Bradley defended that move on the Senate floor yesterday, saying wind-energy projects pose unique challenges for the state. For example, he said, wind turbines cannot be buried in a way transmission lines can. And wind turbines’ need for open space makes them visible.
“We do not have in our statutes or our (Site Evaluation Committee) regulations any wind criteria for (permitting) parameters,” Bradley said. “There is nothing on height, on noise, on . . . decommission” of the turbines.
Bradley said a moratorium would give the state time to put those regulations in place. His amendment failed on a voice vote.
Forrester and Woodburn followed that vote with their own amendment, seeking a moratorium on wind and all elective energy projects, which would include Northern Pass. But the actual wording of the amendment put a moratorium on all energy projects, and that concerned Sen. Martha Fuller Clark, a Portsmouth Democrat who said she didn’t want to stifle other alternative energy projects.
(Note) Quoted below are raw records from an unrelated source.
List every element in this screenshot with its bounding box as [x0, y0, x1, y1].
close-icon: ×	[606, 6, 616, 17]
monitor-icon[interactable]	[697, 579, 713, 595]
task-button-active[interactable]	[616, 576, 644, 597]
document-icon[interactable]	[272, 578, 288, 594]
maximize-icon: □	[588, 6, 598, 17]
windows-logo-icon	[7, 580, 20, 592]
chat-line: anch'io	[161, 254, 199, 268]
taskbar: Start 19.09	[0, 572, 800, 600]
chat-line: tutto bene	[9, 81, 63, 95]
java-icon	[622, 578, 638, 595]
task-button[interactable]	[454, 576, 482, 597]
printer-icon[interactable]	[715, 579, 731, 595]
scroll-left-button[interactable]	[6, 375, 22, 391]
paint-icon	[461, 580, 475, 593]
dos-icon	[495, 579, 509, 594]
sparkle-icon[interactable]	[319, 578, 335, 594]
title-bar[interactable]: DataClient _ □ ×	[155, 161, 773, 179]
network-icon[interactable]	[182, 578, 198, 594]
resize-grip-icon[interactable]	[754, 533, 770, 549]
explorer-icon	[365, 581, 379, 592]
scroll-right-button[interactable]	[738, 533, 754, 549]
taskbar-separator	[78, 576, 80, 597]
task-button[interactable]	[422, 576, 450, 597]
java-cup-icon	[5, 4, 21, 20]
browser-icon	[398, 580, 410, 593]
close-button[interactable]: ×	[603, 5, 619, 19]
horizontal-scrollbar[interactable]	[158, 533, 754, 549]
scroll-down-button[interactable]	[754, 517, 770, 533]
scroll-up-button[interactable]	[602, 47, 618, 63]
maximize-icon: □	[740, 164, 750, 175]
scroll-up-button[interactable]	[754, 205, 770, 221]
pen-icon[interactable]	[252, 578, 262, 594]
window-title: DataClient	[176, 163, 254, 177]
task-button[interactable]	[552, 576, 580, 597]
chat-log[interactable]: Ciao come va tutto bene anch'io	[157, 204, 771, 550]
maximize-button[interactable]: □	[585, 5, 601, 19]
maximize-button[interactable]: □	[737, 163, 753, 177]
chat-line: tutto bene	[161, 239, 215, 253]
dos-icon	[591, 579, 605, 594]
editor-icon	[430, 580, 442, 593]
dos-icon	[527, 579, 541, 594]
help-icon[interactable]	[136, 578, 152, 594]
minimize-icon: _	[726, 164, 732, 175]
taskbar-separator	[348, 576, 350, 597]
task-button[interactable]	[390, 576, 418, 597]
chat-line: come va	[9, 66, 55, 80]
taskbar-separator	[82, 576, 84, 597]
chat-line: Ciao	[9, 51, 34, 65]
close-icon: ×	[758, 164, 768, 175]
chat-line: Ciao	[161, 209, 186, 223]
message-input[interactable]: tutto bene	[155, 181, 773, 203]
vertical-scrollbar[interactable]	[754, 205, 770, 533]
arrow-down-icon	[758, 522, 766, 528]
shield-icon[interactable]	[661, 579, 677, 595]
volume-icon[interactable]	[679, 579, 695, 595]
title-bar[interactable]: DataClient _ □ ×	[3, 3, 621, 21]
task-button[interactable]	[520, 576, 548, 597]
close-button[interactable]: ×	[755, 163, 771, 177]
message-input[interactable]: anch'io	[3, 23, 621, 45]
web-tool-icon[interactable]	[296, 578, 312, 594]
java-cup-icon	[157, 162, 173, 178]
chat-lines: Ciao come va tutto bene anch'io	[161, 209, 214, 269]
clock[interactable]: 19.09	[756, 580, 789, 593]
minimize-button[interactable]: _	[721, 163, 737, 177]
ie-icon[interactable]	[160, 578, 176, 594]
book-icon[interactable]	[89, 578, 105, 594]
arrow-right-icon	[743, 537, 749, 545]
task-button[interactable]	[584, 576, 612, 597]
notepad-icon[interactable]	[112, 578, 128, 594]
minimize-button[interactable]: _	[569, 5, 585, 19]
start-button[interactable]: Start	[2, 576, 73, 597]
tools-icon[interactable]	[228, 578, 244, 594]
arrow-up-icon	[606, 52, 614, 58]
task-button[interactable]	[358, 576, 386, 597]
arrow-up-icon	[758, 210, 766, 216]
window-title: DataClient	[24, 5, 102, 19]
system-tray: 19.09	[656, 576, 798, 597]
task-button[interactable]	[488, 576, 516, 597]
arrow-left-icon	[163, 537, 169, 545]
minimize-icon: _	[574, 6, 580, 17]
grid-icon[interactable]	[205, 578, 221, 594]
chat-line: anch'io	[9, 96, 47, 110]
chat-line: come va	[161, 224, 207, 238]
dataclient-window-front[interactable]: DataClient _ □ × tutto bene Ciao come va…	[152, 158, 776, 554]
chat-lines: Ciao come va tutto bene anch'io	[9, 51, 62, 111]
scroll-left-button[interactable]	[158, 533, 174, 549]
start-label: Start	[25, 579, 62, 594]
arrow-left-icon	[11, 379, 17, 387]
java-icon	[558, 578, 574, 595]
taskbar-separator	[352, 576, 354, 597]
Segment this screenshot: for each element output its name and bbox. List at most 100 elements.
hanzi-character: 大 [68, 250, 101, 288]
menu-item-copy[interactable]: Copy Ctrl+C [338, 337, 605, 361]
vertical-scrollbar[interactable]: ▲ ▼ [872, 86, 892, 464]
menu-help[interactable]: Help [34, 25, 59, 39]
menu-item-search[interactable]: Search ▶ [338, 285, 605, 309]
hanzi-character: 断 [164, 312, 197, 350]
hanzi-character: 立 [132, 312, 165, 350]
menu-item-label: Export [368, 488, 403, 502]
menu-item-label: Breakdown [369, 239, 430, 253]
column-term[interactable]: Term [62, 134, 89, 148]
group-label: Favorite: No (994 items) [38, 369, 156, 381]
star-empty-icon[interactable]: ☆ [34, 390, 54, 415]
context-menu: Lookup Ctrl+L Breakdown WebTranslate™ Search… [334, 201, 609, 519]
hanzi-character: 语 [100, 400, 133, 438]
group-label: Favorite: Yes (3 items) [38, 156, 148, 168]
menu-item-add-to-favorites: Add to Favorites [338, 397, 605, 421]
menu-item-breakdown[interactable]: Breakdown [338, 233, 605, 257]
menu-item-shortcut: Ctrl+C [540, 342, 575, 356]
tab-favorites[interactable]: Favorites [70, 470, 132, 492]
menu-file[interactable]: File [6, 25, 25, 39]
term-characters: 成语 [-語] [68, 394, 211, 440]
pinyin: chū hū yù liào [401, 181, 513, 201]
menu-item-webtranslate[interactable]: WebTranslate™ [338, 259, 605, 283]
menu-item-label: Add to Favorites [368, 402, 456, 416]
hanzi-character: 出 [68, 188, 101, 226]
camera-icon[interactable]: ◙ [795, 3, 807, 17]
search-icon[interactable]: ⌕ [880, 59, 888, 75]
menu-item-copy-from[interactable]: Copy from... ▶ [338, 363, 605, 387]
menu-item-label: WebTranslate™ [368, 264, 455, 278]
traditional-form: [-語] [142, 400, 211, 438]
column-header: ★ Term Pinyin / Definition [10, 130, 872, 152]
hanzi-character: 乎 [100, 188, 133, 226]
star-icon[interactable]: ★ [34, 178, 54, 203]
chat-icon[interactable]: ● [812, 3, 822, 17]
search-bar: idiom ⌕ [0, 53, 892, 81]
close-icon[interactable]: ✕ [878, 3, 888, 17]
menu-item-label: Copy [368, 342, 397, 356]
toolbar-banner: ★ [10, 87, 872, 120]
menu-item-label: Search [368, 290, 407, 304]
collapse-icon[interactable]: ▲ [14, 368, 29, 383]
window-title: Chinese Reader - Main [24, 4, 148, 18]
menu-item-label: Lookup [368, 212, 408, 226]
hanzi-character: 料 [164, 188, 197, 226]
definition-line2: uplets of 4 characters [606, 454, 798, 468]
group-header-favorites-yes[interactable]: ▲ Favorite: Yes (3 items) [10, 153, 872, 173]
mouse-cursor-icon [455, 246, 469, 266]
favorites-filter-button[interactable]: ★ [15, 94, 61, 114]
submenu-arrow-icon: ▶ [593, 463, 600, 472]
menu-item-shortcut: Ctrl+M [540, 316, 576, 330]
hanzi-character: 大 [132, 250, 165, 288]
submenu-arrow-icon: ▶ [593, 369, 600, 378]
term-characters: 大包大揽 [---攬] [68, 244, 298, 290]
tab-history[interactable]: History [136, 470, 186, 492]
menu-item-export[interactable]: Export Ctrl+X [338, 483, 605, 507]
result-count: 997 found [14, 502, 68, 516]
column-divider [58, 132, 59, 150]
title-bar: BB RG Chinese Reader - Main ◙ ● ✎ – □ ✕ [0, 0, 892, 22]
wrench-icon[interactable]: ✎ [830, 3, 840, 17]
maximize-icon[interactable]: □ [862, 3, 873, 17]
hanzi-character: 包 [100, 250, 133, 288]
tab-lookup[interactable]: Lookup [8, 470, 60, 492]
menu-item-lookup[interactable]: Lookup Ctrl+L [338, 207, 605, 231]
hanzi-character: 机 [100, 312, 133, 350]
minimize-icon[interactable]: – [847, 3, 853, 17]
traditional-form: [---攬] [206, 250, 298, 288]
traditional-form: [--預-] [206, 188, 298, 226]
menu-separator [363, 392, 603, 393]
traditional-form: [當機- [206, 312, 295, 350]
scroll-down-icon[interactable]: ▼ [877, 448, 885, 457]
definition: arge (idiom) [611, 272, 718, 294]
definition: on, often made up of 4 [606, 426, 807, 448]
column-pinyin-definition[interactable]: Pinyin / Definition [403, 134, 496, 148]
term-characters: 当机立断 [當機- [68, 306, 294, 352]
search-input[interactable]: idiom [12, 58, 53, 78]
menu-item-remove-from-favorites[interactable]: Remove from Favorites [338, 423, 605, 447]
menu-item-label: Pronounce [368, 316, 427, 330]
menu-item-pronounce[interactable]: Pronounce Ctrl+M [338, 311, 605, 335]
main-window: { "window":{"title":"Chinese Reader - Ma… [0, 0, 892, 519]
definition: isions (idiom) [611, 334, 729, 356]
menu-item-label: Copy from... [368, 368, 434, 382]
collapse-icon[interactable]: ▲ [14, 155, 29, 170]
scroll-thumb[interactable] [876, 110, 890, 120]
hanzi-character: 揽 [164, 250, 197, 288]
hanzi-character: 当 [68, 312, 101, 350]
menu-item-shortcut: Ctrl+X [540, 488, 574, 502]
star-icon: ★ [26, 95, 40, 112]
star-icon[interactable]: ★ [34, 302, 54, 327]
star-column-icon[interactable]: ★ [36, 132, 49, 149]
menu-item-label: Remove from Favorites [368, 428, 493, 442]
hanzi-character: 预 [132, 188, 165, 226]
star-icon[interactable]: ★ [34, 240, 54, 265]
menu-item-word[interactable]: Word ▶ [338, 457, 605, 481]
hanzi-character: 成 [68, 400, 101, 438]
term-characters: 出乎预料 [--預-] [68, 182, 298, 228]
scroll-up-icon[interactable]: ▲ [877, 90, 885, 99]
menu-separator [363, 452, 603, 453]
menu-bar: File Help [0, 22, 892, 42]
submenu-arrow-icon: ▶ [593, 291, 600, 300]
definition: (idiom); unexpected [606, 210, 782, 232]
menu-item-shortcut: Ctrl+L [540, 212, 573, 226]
Woodburn said his North Country constituents felt ignored at the Senate committee hearing on the bill. He also said it would be unfair to put a moratorium on wind but not elective projects like the Northern Pass.
“We expect a fair hearing,” Woodburn said. “(My constituents) don’t need to win but they need to be heard.”
Sen. Bob Odell, a Lempster Republican, urged his colleagues to defeat the moratorium, calling it a bad way to do business. All but four senators agreed.
In addition to Forrester and Woodburn, only Sen. Andy Sanborn, a Bedford Republican, and Senate President Peter Bragdon, a Milford Republican, voted for the moratorium.
The bill that passed would allow the state to spend up to $200,000 from the renewable energy fund to pay an outside expert to evaluate how the state’s Site Evaluation Committee decides whether to approve or deny new energy projects.
The bill, which now heads to the House, would also create a legislative study committee that would examine how well the state considers the potential impacts of wind farms on property values, landscape and job creation.